Çoğu kişi bilir ki Apocalypse Now asla normal bir savaş filmi değildir. Felsefi ve sosyolojik tonla alt metin içeren, insanın karanlığını en gerçekçi şekilde yansıtan filmlerden birisidir. Yine Coppola’nın The Godfather’ında Michael Corleone’nin asla kaçamayacağını bildiği ‘kaderi’ gibi bu filmde de genç Yüzbaşı Willard, bir nevi kaderinden kaçamayacağı bir yolculuğa çıkar. Özellikle Rus Edebiyatı yazarlarına atfedilen “bütün muhteşem hikayeler iki şekilde başlar; ya bir insan bir yolculuğa çıkar ya da şehre bir yabancı gelir” mottosunun Apocalypse Now’da da çok iyi işlendiğini rahatlıkla söyleyebiliriz.
Willard’ın bizzat öldürmesi için gönderildiği, isyan ederek Vietkong’a katılan Albay Kurtz’ü bulma yolculuğunda onunla ilgili başlarda hissettiği bilmeme duygusu yerini önce gizeme, sonra da hayranlığa bırakır. Çünkü Kurtz Vietkong’lara karşı ülkesi Amerika’nın saflarında savaşmaktayken bir nevi içindeki benliğe, tek bir kıvılcımı bekleyen tarafına teslim olmuş ve taraf değiştirmiştir. Willard da filmde gözüktüğü ilk andan itibaren kendinde olmayan, arayışlar içine giren, aidiyet hissinden hayli yoksun bir karakter olarak göze çarpmaktadır.

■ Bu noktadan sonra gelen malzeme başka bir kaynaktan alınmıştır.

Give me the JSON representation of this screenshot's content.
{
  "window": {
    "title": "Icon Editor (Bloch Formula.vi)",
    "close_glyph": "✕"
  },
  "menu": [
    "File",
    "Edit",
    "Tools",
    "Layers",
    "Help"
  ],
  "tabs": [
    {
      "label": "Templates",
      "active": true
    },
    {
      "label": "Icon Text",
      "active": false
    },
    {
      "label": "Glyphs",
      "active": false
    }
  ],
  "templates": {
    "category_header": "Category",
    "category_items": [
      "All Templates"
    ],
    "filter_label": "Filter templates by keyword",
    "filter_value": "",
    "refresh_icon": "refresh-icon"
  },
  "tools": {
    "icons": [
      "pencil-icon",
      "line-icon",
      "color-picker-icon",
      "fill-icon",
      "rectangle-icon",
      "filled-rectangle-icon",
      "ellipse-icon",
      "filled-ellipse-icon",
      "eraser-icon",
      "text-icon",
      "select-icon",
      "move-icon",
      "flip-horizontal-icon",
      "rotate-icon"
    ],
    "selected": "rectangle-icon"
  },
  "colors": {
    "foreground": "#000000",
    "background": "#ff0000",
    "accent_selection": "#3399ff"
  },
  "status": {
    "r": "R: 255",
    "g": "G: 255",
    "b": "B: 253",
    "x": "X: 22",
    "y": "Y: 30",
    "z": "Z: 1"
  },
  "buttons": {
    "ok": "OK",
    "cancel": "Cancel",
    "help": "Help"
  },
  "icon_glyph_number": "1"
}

Kurtz ise tam anlamıyla kendi olmanın verdiği hazla katliam emirleri vermektedir. Tıpkı karşılarındaki ülke olan Amerika’nın onlara yaptığı gibi. Vietnam Savaşı’nın sonunda özellikle Amerikan gençliğinin ve halkının yaşamış olduğu yenilmişlik hissi ve derin hayal kırıklığının film karakterlerinden Willard’da bütünleştiğini ve içini kemirdiğini söyleyebiliriz. Bunun için kendisine verilen emirlere uymalı ve ülkesi için küçük de olsa bir zafer kazanmalıdır. Bunu yaparken elbette ataerkil eril sistemin yetiştirmiş olduğu bir beyaz Amerikalı erkek olarak tüm zevklerden, duygulardan da, çarpık Amerikan yaşam tarzının tüm nimetlerinden de faydalanacaktır ancak bunları yaparken kendisine eşlik eden birlikteki diğer tüm askerlerle birlikte yavaş yavaş kafayı sıyırmanın eşiğine de gelecektir.

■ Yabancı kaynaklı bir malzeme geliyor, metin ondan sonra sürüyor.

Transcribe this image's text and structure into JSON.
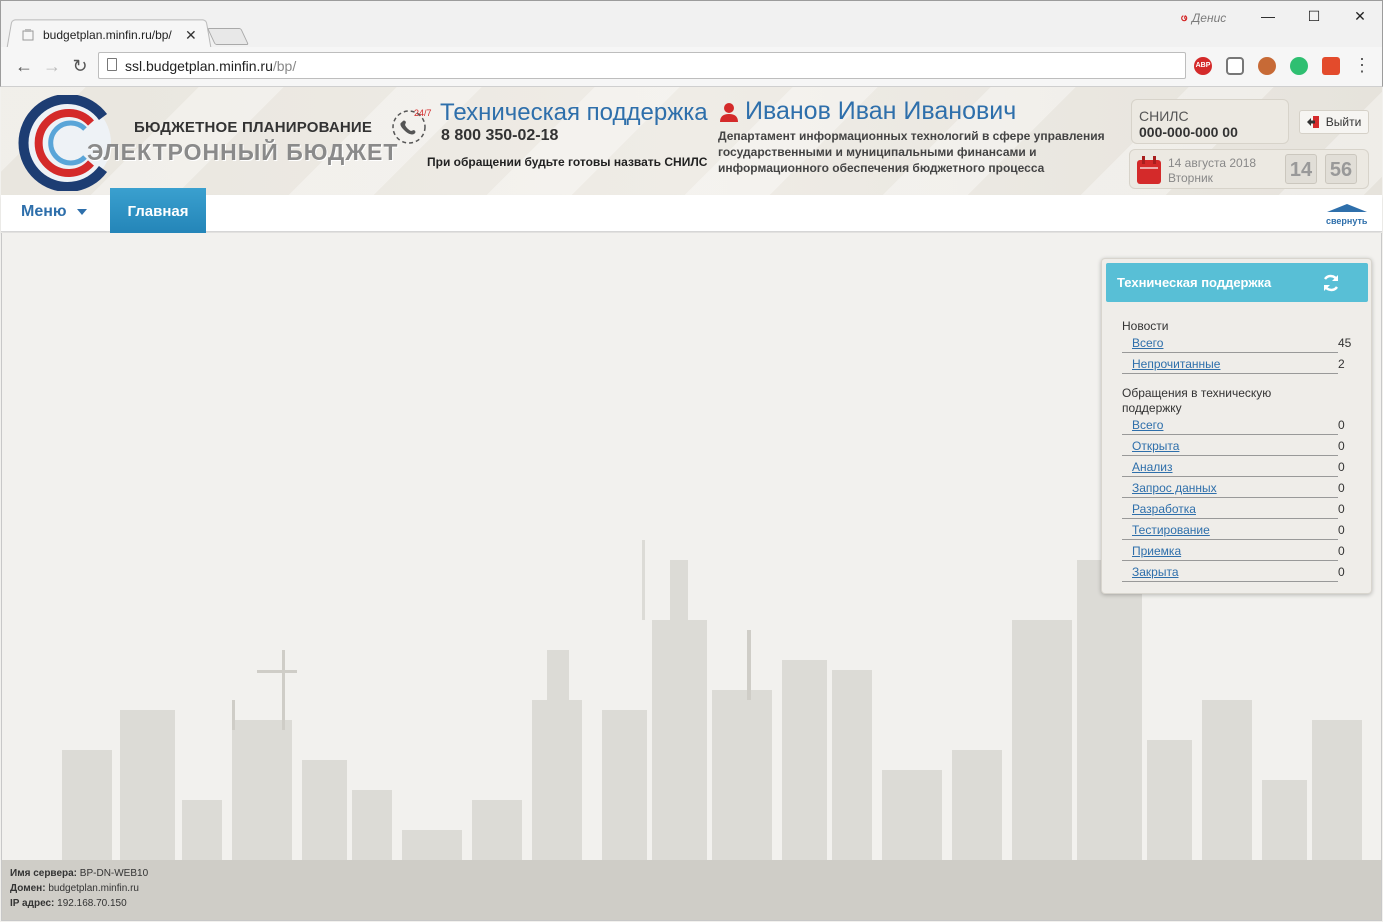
{
  "browser": {
    "tab_title": "budgetplan.minfin.ru/bp/",
    "profile_name": "Денис",
    "url_host": "ssl.budgetplan.minfin.ru",
    "url_path": "/bp/",
    "extensions": [
      "adblock-icon",
      "pocket-icon",
      "ext-hat-icon",
      "ext-chat-icon",
      "ext-puzzle-icon"
    ],
    "ext_abp_label": "ABP"
  },
  "header": {
    "brand_top": "БЮДЖЕТНОЕ ПЛАНИРОВАНИЕ",
    "brand_main": "ЭЛЕКТРОННЫЙ БЮДЖЕТ",
    "support_badge": "24/7",
    "support_title": "Техническая поддержка",
    "support_phone": "8 800 350-02-18",
    "support_note": "При обращении будьте готовы назвать СНИЛС",
    "user_name": "Иванов Иван Иванович",
    "user_dept": "Департамент информационных технологий в сфере управления государственными и муниципальными финансами и информационного обеспечения бюджетного процесса",
    "snils_label": "СНИЛС",
    "snils_value": "000-000-000 00",
    "logout_label": "Выйти",
    "date": "14 августа 2018",
    "weekday": "Вторник",
    "clock_hours": "14",
    "clock_minutes": "56"
  },
  "nav": {
    "menu_label": "Меню",
    "home_label": "Главная",
    "collapse_label": "свернуть"
  },
  "widget": {
    "title": "Техническая поддержка",
    "news_title": "Новости",
    "news": [
      {
        "label": "Всего",
        "count": "45"
      },
      {
        "label": "Непрочитанные",
        "count": "2"
      }
    ],
    "requests_title_line1": "Обращения в техническую",
    "requests_title_line2": "поддержку",
    "requests": [
      {
        "label": "Всего",
        "count": "0"
      },
      {
        "label": "Открыта",
        "count": "0"
      },
      {
        "label": "Анализ",
        "count": "0"
      },
      {
        "label": "Запрос данных",
        "count": "0"
      },
      {
        "label": "Разработка",
        "count": "0"
      },
      {
        "label": "Тестирование",
        "count": "0"
      },
      {
        "label": "Приемка",
        "count": "0"
      },
      {
        "label": "Закрыта",
        "count": "0"
      }
    ]
  },
  "server": {
    "name_label": "Имя сервера:",
    "name_value": "BP-DN-WEB10",
    "domain_label": "Домен:",
    "domain_value": "budgetplan.minfin.ru",
    "ip_label": "IP адрес:",
    "ip_value": "192.168.70.150"
  },
  "colors": {
    "accent": "#2e6fab",
    "widget_header": "#58bfd6",
    "home_tab": "#1f7fb3"
  }
}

Öldürmenin verdiği ‘haz’ ve üstünlük hissi yolculuk ettikleri askeri teknedeki tüm askerleri bir yerden sonra içinden çıkılmaz bir noktaya getirdikten sonra hayatlarına da mal olur. İşte buradan sonra Willard, artık Kurtz ile tanışır ve onun kanunlarıyla, doğduğundan beri kendine öğretilenler arasında kalarak çok ciddi bir muhakemeye girer. Bu muhakeme Kurtz’e hak vermesiyle, sonunda onu öldürerek insanoğlu’nun en eski geleneğini, hayatta kalmak için diğerini öldürmeyi sürdürmesiyle sonlanır. Kurtz’ün yerini artık Willard alır ve kabileye, dünyaya hükmeder.
AMERİKAN YAŞAM TARZI TARTIŞMASI
Filmin görüntü yönetmeni Vittorio Storaro, Eleanor Coppola’nın belgeselinde yönetmen Francis Coppola’yla efsanevi açılış sekansıyla ilgili aralarında geçen diyaloğu şöyle anlatıyordu:
“Vittorio, unutma! Bu Vietnam Savaşı’nı anlatan bir film değil sadece. Bu büyük bir gösteri. Amerikalılar nereye giderlerse gitsinler büyük bir gösteri çıkartmasını bilirler. Işıklarla, müzikle büyük gösteriler yaparlar”.
Coppola’nın bu cümlesinden sonra da Storaro aşağıdakileri söylüyordu:
“Çatışma sekansına Wagner’i koyma fikri bile gösterinin parçası. Operanın bir parçası. Amerikan halkının sahip olduğu büyük fantezinin bir parçası.
Bu diyalogdan da görüleceği üzere Coppola burada yayılmacı Amerikan Kapitalizminin yanı sıra dünyaya egemen olmuş kültür emperyalizmini de yermektedir. Geçmişinde yapmış olduğu sosyolojik, ideolojik okumalarla yönetmenliğine neler kattığı burada çok net görülüyor. Amerika’nın Soğuk Savaş devam ederken ve sonrasında düşlediği dünya hakimiyeti ‘hayalinin’ bir yönetmen tarafından film çekerken bir sette böyle tartışılması ve filmin estetiğinde yarattığı olumlu etki gerçekten çok enterasan. Uzun lafın kısası burada sinemanın evrenselliğini, içinde bulundurduğu çoklu katmanlara şahit oluyoruz. Siyaset, sosyoloji, felsefe ve daha onlarcası sinemanın içinde aynı Apocalypse Now gibi kusursuzca yoğurulduğunda ortaya böyle başyapıtlar çıkıyor.